Several different methods of preprocessing and data arrangements will need to be attempted as well in as assessing the model skill in predicting the target variability in the wave buoy outputs.

5 models are constructed all of which are simple feedforward network models with 2 hidden layers and a single linear output layer. ​ The differences between these models are as follows. ​

  • Model 1 simple dense network with inputs for climate observation data, hidden layer with linear activation, hidden layer with relu activation, output linear layer.
  • Model 2 the same architecture as the first, but lagged wavelet coefficients for the previous 1 day averages of the wave data. A db3 wavelet function is used to generate the features.
  • Model 3 the same architecture as model 2, all inputs are scaled using min/max normalisation.
  • Model 4 the same as model 3, however the 2nd hidden layer uses sigmoid activation.
  • Model 5 the same as model 3, the 2nd hidden layer uses tanh activation. ​ ​

During training it was observed that overfitting started to occur at the following number of epochs. ​

  • Model 1 > 145 epochs
  • Model 2 > 90 epochs
  • Model 3 > 60 epochs
  • Model 4 > 190 epochs
  • Model 5 1000 epochs were observed with no overfitting on validation data. ​

Comparison of the models suggest Model 4 performs best on predicting the target variables than the other models. ​

Modelling with 7-Day Lags - Example Notebook

The time series lags for t-7 to t-1 days was preprocessed with a Daubechies wavelet decomposition. This approach produced a model that out performed the Model 4 in predicting all six target variables for time t. The notebook for this model is found at Feature Engineering Wave Buoy Data with Wavelets.

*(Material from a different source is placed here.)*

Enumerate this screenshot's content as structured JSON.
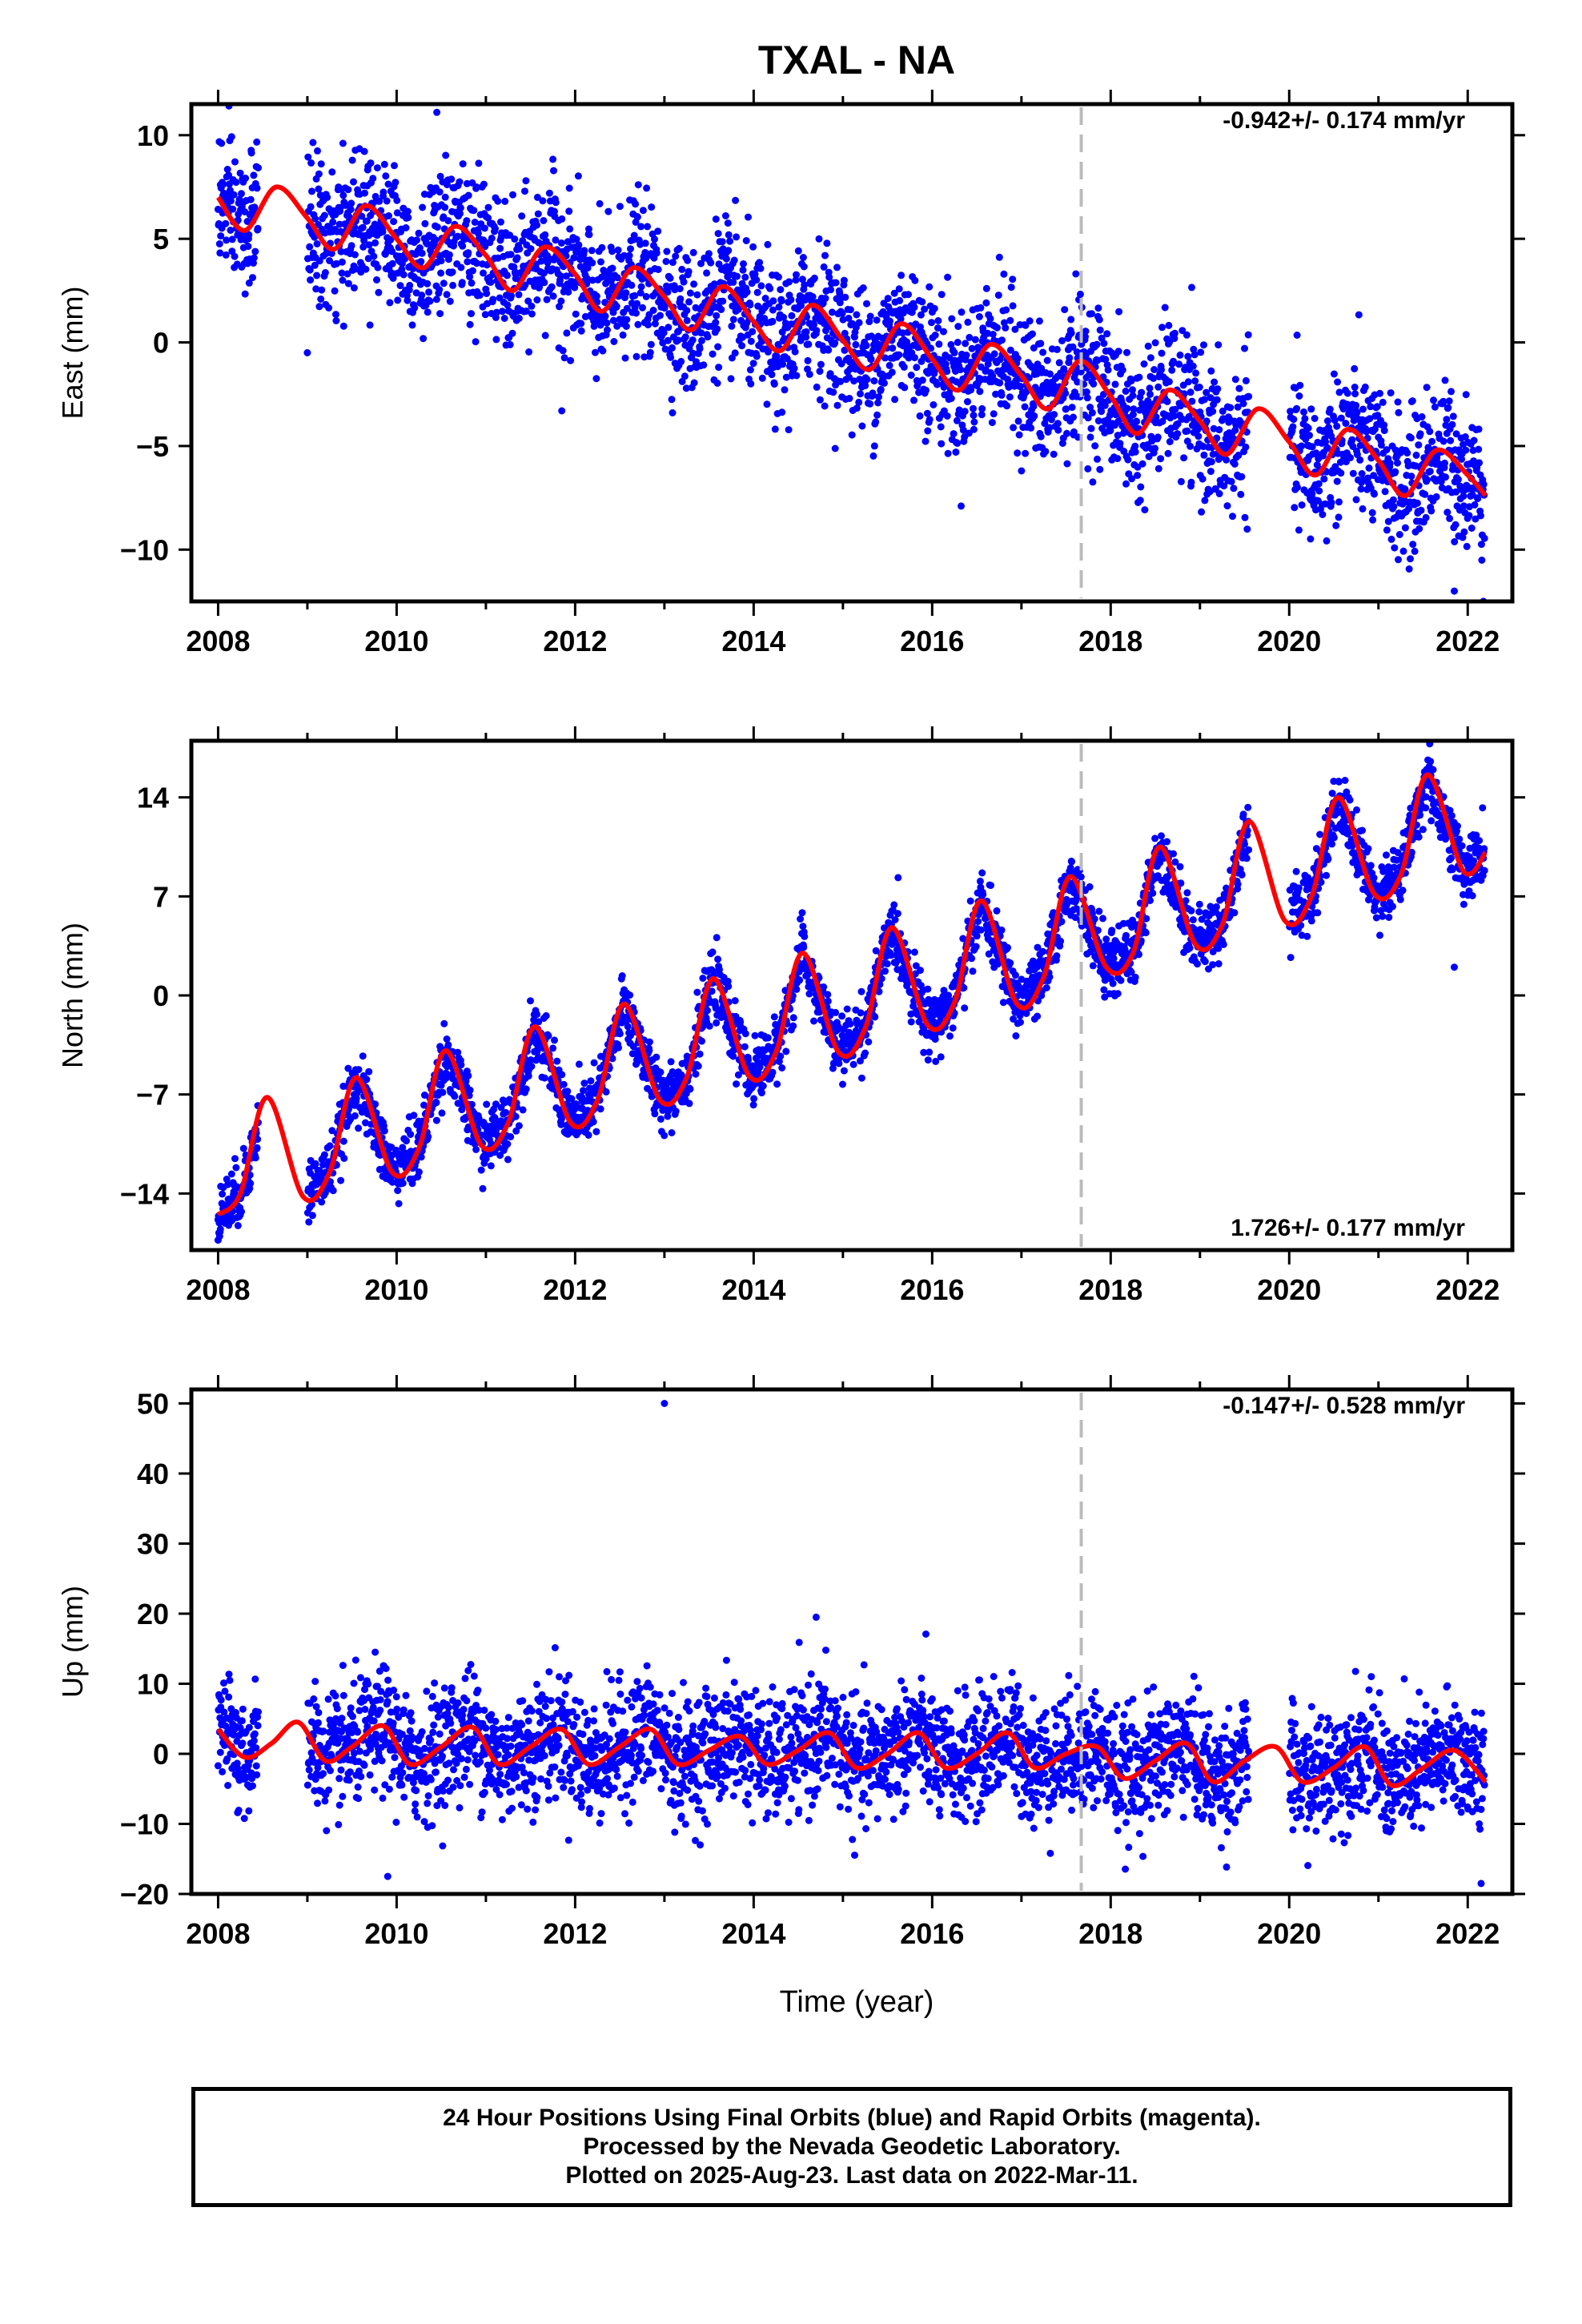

While the wavelet decomposition is very effective, it would be of interest to experiment with a network architecture that is able to learn the decomposition directly from the input sequence. For this purpose the next steps are to experiment with a CNN architecture using the number of filters to determine the number of decomposition coefficients. This may require several parallel layers with different filter sizes.